WARNING! SPOILERS for the Hunger Games series, particularly the end of the last book!
When I first heard of The Hunger Games, I thought it kind of weird that the latest sensation in the world of young adult books involved kids fighting to the death. It wasn’t until recently that I decided to actually read the books, and I did enjoy them. That said, though, they ARE pretty bleak in many ways. The series takes place in a post-apocalyptic North America known as Panem, which is actually Latin for “bread.” As spelled out in the last book, it’s a reference to the Latin expression “panem et circenses.” In this case, the circuses are the Hunger Games themselves. I think the name Panem might also have been chosen for its similarity to “Pan-American,” and I get the impression that a lot of the names have multiple meanings. Peeta, for instance, is a baker, so his name could reference pitas. At the same time, the name is similar to Peter, which means “rock,” and he’s characterized as dependable (well, at least up until the last book). And once again we see the bread theme at work, so it all comes together, I guess. Panem is ruled by a totalitarian government modeled pretty heavily on Rome, and most of the inhabitants of the Capitol have Roman names. Panem is divided into twelve administrative districts (originally thirteen), each of which is devoted to a different industry. If there are hints about where in America these districts are located, I missed most of them. It is stated that District Twelve, the home of the main characters, is in modern-day Appalachia. I do have to wonder how much of the continent Panem covers, as these districts don’t strike me as being very big. The Hunger Games, in which two people from every district are forced to fight each other in an arena, are held every year. Suzanne Collins has claimed inspiration from the myth of Theseus, and the Minotaur might well have been influential on the genetically engineered monsters that show up occasionally in the series, the only real fantasy element in the books.

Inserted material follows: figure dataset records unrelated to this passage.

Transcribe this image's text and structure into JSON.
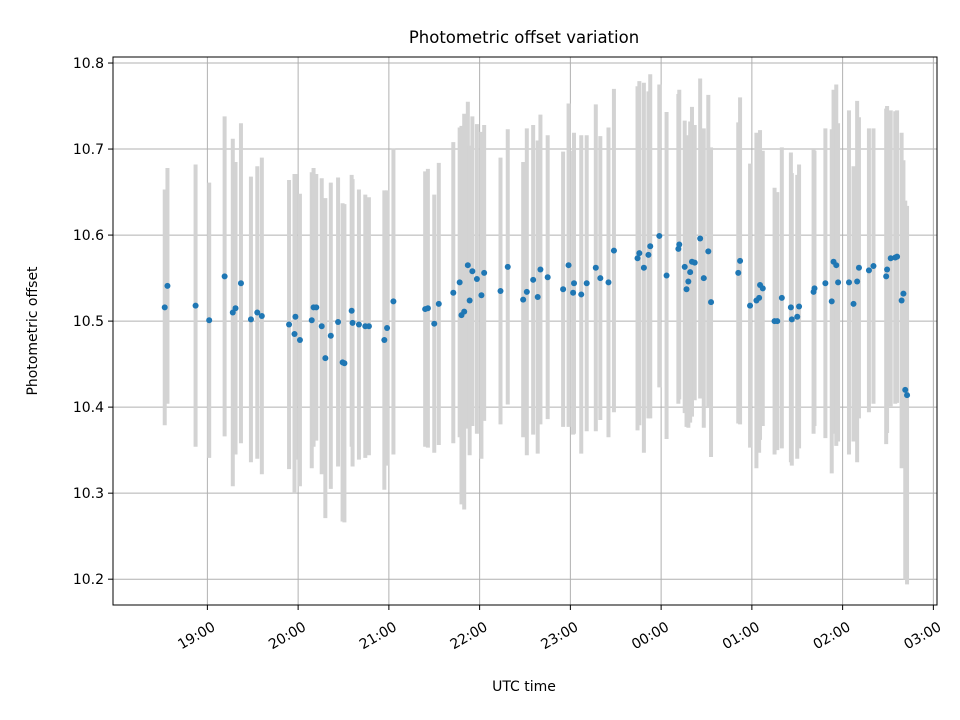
{
  "chart_data": {
    "type": "scatter",
    "title": "Photometric offset variation",
    "xlabel": "UTC time",
    "ylabel": "Photometric offset",
    "x_axis": "time (decimal hours UTC; 24+ = following day after midnight)",
    "xlim": [
      17.96,
      27.04
    ],
    "ylim": [
      10.17,
      10.807
    ],
    "x_ticks": [
      {
        "value": 19,
        "label": "19:00"
      },
      {
        "value": 20,
        "label": "20:00"
      },
      {
        "value": 21,
        "label": "21:00"
      },
      {
        "value": 22,
        "label": "22:00"
      },
      {
        "value": 23,
        "label": "23:00"
      },
      {
        "value": 24,
        "label": "00:00"
      },
      {
        "value": 25,
        "label": "01:00"
      },
      {
        "value": 26,
        "label": "02:00"
      },
      {
        "value": 27,
        "label": "03:00"
      }
    ],
    "y_ticks": [
      {
        "value": 10.2,
        "label": "10.2"
      },
      {
        "value": 10.3,
        "label": "10.3"
      },
      {
        "value": 10.4,
        "label": "10.4"
      },
      {
        "value": 10.5,
        "label": "10.5"
      },
      {
        "value": 10.6,
        "label": "10.6"
      },
      {
        "value": 10.7,
        "label": "10.7"
      },
      {
        "value": 10.8,
        "label": "10.8"
      }
    ],
    "grid": true,
    "legend": "none",
    "marker_color": "#1f77b4",
    "errorbar_color": "#d3d3d3",
    "points": [
      [
        18.53,
        10.516,
        0.137
      ],
      [
        18.56,
        10.541,
        0.137
      ],
      [
        18.87,
        10.518,
        0.164
      ],
      [
        19.02,
        10.501,
        0.16
      ],
      [
        19.19,
        10.552,
        0.186
      ],
      [
        19.28,
        10.51,
        0.202
      ],
      [
        19.31,
        10.515,
        0.17
      ],
      [
        19.37,
        10.544,
        0.186
      ],
      [
        19.48,
        10.502,
        0.166
      ],
      [
        19.55,
        10.51,
        0.17
      ],
      [
        19.6,
        10.506,
        0.184
      ],
      [
        19.9,
        10.496,
        0.168
      ],
      [
        19.96,
        10.485,
        0.186
      ],
      [
        19.97,
        10.505,
        0.166
      ],
      [
        20.02,
        10.478,
        0.17
      ],
      [
        20.15,
        10.501,
        0.172
      ],
      [
        20.17,
        10.516,
        0.162
      ],
      [
        20.2,
        10.516,
        0.155
      ],
      [
        20.26,
        10.494,
        0.172
      ],
      [
        20.3,
        10.457,
        0.186
      ],
      [
        20.36,
        10.483,
        0.178
      ],
      [
        20.44,
        10.499,
        0.168
      ],
      [
        20.49,
        10.452,
        0.185
      ],
      [
        20.51,
        10.451,
        0.185
      ],
      [
        20.59,
        10.512,
        0.158
      ],
      [
        20.6,
        10.498,
        0.167
      ],
      [
        20.67,
        10.496,
        0.157
      ],
      [
        20.74,
        10.494,
        0.153
      ],
      [
        20.78,
        10.494,
        0.15
      ],
      [
        20.95,
        10.478,
        0.174
      ],
      [
        20.98,
        10.492,
        0.16
      ],
      [
        21.05,
        10.523,
        0.178
      ],
      [
        21.4,
        10.514,
        0.16
      ],
      [
        21.43,
        10.515,
        0.162
      ],
      [
        21.5,
        10.497,
        0.15
      ],
      [
        21.55,
        10.52,
        0.164
      ],
      [
        21.71,
        10.533,
        0.175
      ],
      [
        21.78,
        10.545,
        0.18
      ],
      [
        21.8,
        10.507,
        0.22
      ],
      [
        21.83,
        10.511,
        0.23
      ],
      [
        21.87,
        10.565,
        0.19
      ],
      [
        21.89,
        10.524,
        0.18
      ],
      [
        21.92,
        10.558,
        0.18
      ],
      [
        21.97,
        10.549,
        0.18
      ],
      [
        22.02,
        10.53,
        0.19
      ],
      [
        22.05,
        10.556,
        0.172
      ],
      [
        22.23,
        10.535,
        0.155
      ],
      [
        22.31,
        10.563,
        0.16
      ],
      [
        22.48,
        10.525,
        0.16
      ],
      [
        22.52,
        10.534,
        0.19
      ],
      [
        22.59,
        10.548,
        0.18
      ],
      [
        22.64,
        10.528,
        0.182
      ],
      [
        22.67,
        10.56,
        0.18
      ],
      [
        22.75,
        10.551,
        0.165
      ],
      [
        22.92,
        10.537,
        0.16
      ],
      [
        22.98,
        10.565,
        0.188
      ],
      [
        23.03,
        10.533,
        0.165
      ],
      [
        23.04,
        10.544,
        0.175
      ],
      [
        23.12,
        10.531,
        0.185
      ],
      [
        23.18,
        10.544,
        0.172
      ],
      [
        23.28,
        10.562,
        0.19
      ],
      [
        23.33,
        10.55,
        0.165
      ],
      [
        23.42,
        10.545,
        0.18
      ],
      [
        23.48,
        10.582,
        0.188
      ],
      [
        23.74,
        10.573,
        0.2
      ],
      [
        23.76,
        10.579,
        0.2
      ],
      [
        23.81,
        10.562,
        0.215
      ],
      [
        23.86,
        10.577,
        0.19
      ],
      [
        23.88,
        10.587,
        0.2
      ],
      [
        23.98,
        10.599,
        0.176
      ],
      [
        24.06,
        10.553,
        0.19
      ],
      [
        24.19,
        10.584,
        0.18
      ],
      [
        24.2,
        10.589,
        0.18
      ],
      [
        24.26,
        10.563,
        0.17
      ],
      [
        24.28,
        10.537,
        0.16
      ],
      [
        24.3,
        10.546,
        0.17
      ],
      [
        24.32,
        10.557,
        0.175
      ],
      [
        24.34,
        10.569,
        0.18
      ],
      [
        24.37,
        10.568,
        0.16
      ],
      [
        24.43,
        10.596,
        0.186
      ],
      [
        24.47,
        10.55,
        0.174
      ],
      [
        24.52,
        10.581,
        0.182
      ],
      [
        24.55,
        10.522,
        0.18
      ],
      [
        24.85,
        10.556,
        0.175
      ],
      [
        24.87,
        10.57,
        0.19
      ],
      [
        24.98,
        10.518,
        0.165
      ],
      [
        25.05,
        10.524,
        0.195
      ],
      [
        25.08,
        10.527,
        0.18
      ],
      [
        25.09,
        10.542,
        0.18
      ],
      [
        25.12,
        10.538,
        0.16
      ],
      [
        25.25,
        10.5,
        0.155
      ],
      [
        25.28,
        10.5,
        0.15
      ],
      [
        25.33,
        10.527,
        0.175
      ],
      [
        25.43,
        10.516,
        0.18
      ],
      [
        25.44,
        10.502,
        0.17
      ],
      [
        25.5,
        10.505,
        0.165
      ],
      [
        25.52,
        10.517,
        0.165
      ],
      [
        25.68,
        10.534,
        0.165
      ],
      [
        25.69,
        10.538,
        0.16
      ],
      [
        25.81,
        10.544,
        0.18
      ],
      [
        25.88,
        10.523,
        0.2
      ],
      [
        25.9,
        10.569,
        0.2
      ],
      [
        25.93,
        10.565,
        0.21
      ],
      [
        25.95,
        10.545,
        0.185
      ],
      [
        26.07,
        10.545,
        0.2
      ],
      [
        26.12,
        10.52,
        0.16
      ],
      [
        26.16,
        10.546,
        0.21
      ],
      [
        26.18,
        10.562,
        0.175
      ],
      [
        26.29,
        10.559,
        0.165
      ],
      [
        26.34,
        10.564,
        0.16
      ],
      [
        26.48,
        10.552,
        0.195
      ],
      [
        26.49,
        10.56,
        0.19
      ],
      [
        26.53,
        10.573,
        0.172
      ],
      [
        26.58,
        10.574,
        0.17
      ],
      [
        26.6,
        10.575,
        0.17
      ],
      [
        26.65,
        10.524,
        0.195
      ],
      [
        26.67,
        10.532,
        0.155
      ],
      [
        26.69,
        10.42,
        0.22
      ],
      [
        26.71,
        10.414,
        0.22
      ]
    ]
  }
}
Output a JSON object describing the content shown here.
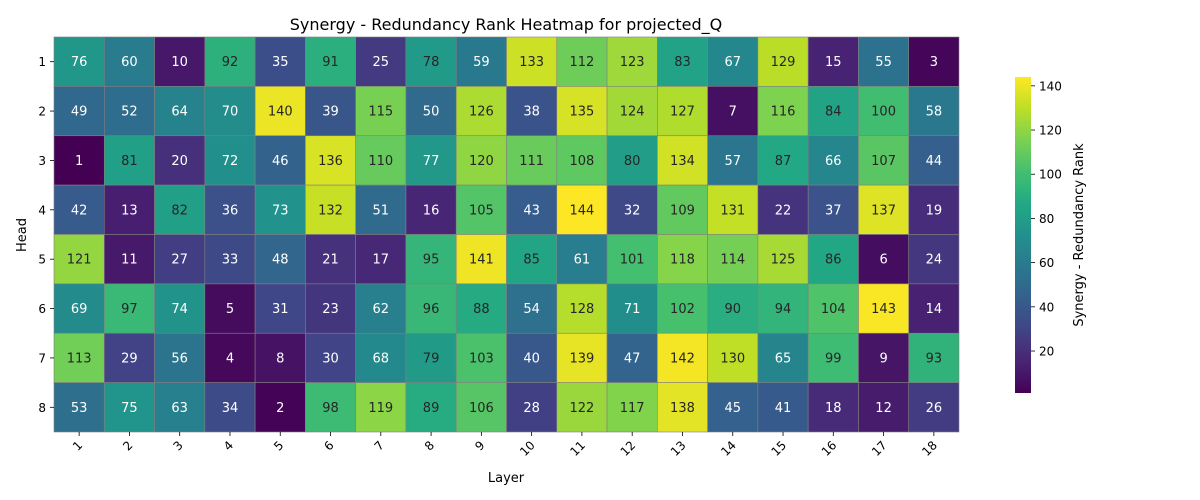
{
  "chart_data": {
    "type": "heatmap",
    "title": "Synergy - Redundancy Rank Heatmap for projected_Q",
    "xlabel": "Layer",
    "ylabel": "Head",
    "x_categories": [
      "1",
      "2",
      "3",
      "4",
      "5",
      "6",
      "7",
      "8",
      "9",
      "10",
      "11",
      "12",
      "13",
      "14",
      "15",
      "16",
      "17",
      "18"
    ],
    "y_categories": [
      "1",
      "2",
      "3",
      "4",
      "5",
      "6",
      "7",
      "8"
    ],
    "values": [
      [
        76,
        60,
        10,
        92,
        35,
        91,
        25,
        78,
        59,
        133,
        112,
        123,
        83,
        67,
        129,
        15,
        55,
        3
      ],
      [
        49,
        52,
        64,
        70,
        140,
        39,
        115,
        50,
        126,
        38,
        135,
        124,
        127,
        7,
        116,
        84,
        100,
        58
      ],
      [
        1,
        81,
        20,
        72,
        46,
        136,
        110,
        77,
        120,
        111,
        108,
        80,
        134,
        57,
        87,
        66,
        107,
        44
      ],
      [
        42,
        13,
        82,
        36,
        73,
        132,
        51,
        16,
        105,
        43,
        144,
        32,
        109,
        131,
        22,
        37,
        137,
        19
      ],
      [
        121,
        11,
        27,
        33,
        48,
        21,
        17,
        95,
        141,
        85,
        61,
        101,
        118,
        114,
        125,
        86,
        6,
        24
      ],
      [
        69,
        97,
        74,
        5,
        31,
        23,
        62,
        96,
        88,
        54,
        128,
        71,
        102,
        90,
        94,
        104,
        143,
        14
      ],
      [
        113,
        29,
        56,
        4,
        8,
        30,
        68,
        79,
        103,
        40,
        139,
        47,
        142,
        130,
        65,
        99,
        9,
        93
      ],
      [
        53,
        75,
        63,
        34,
        2,
        98,
        119,
        89,
        106,
        28,
        122,
        117,
        138,
        45,
        41,
        18,
        12,
        26
      ]
    ],
    "colormap": "viridis",
    "vmin": 1,
    "vmax": 144,
    "colorbar": {
      "label": "Synergy - Redundancy Rank",
      "ticks": [
        20,
        40,
        60,
        80,
        100,
        120,
        140
      ]
    },
    "annotations": true,
    "grid": false
  }
}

The hero and narrator of the books is Katniss Everdeen, who very much fits the archetype of the female bad-ass. She’s sixteen at the beginning of the first book (seventeen in the other two), and is an expert archer with a rebellious streak. She’s hard not to like, even when she’s killing people. And to be fair, she IS placed in life-or-death situations. When Katniss’ sister Primrose is chosen as a tribute for the Hunger Games, Katniss volunteers in her place. The first book details the intensive preparations that go into the games, and takes us through Katniss’ experiences in the arena itself. It’s played somewhat like a reality show, with cameras filming everything that’s going on and the authorities in the Capitol having the power to intervene at any time. Katniss uses a trick to save herself and her fellow tribute Peeta, who has a crush on her. It works, but the president isn’t too happy about it, as seen in the next book.
Catching Fire was, admittedly, a little disappointing because it gave us another Hunger Games, and I kind of feel that angle was already pretty thoroughly covered in the first book. It was well-written, certainly, but it just didn’t seem like there was all that much new in it. It did, however, introduce some new characters and the rebellion against the government. It also emphasizes just how brutal and ruthless the Capitol can be in maintaining its power, and exposes how vulnerable it is in some respects.
If that’s the case with Catching Fire, however, Mockingjay was not a retread at all, but a totally new development in the story. There’s a lot of moral ambiguity to be found here. Katniss joins the rebels, but questions whether a new government would really improve things. She’s also unsure about many of the techniques the rebels are using, deeming them no better than what the Capitol would use. Meanwhile, Peeta has been captured and brainwashed by the government, and the rebels have to try to restore him to his old self. Much has been made of the love triangle between Katniss, her best friend Gale, and Peeta; but it’s really never all that central to the plot, and it basically resolves itself at the end. I do think this story kind of demonizes Gale to make us root against him, though. He’s often presented as an advocate for the ends justifying the means. On the other hand, Peeta tries to kill Katniss while he’s brainwashed, so they both have some strikes against them. The ending was really rather depressing, with the fact that Prim dies when Katniss’ whole goal in the first book is to protect her giving the whole thing a sense of futility. Most of the main characters do get endings that, while not necessarily happy, do provide a sense of closure.
It looks like the movie is on Netflix Instant, so I’ll have to watch that sometime soon.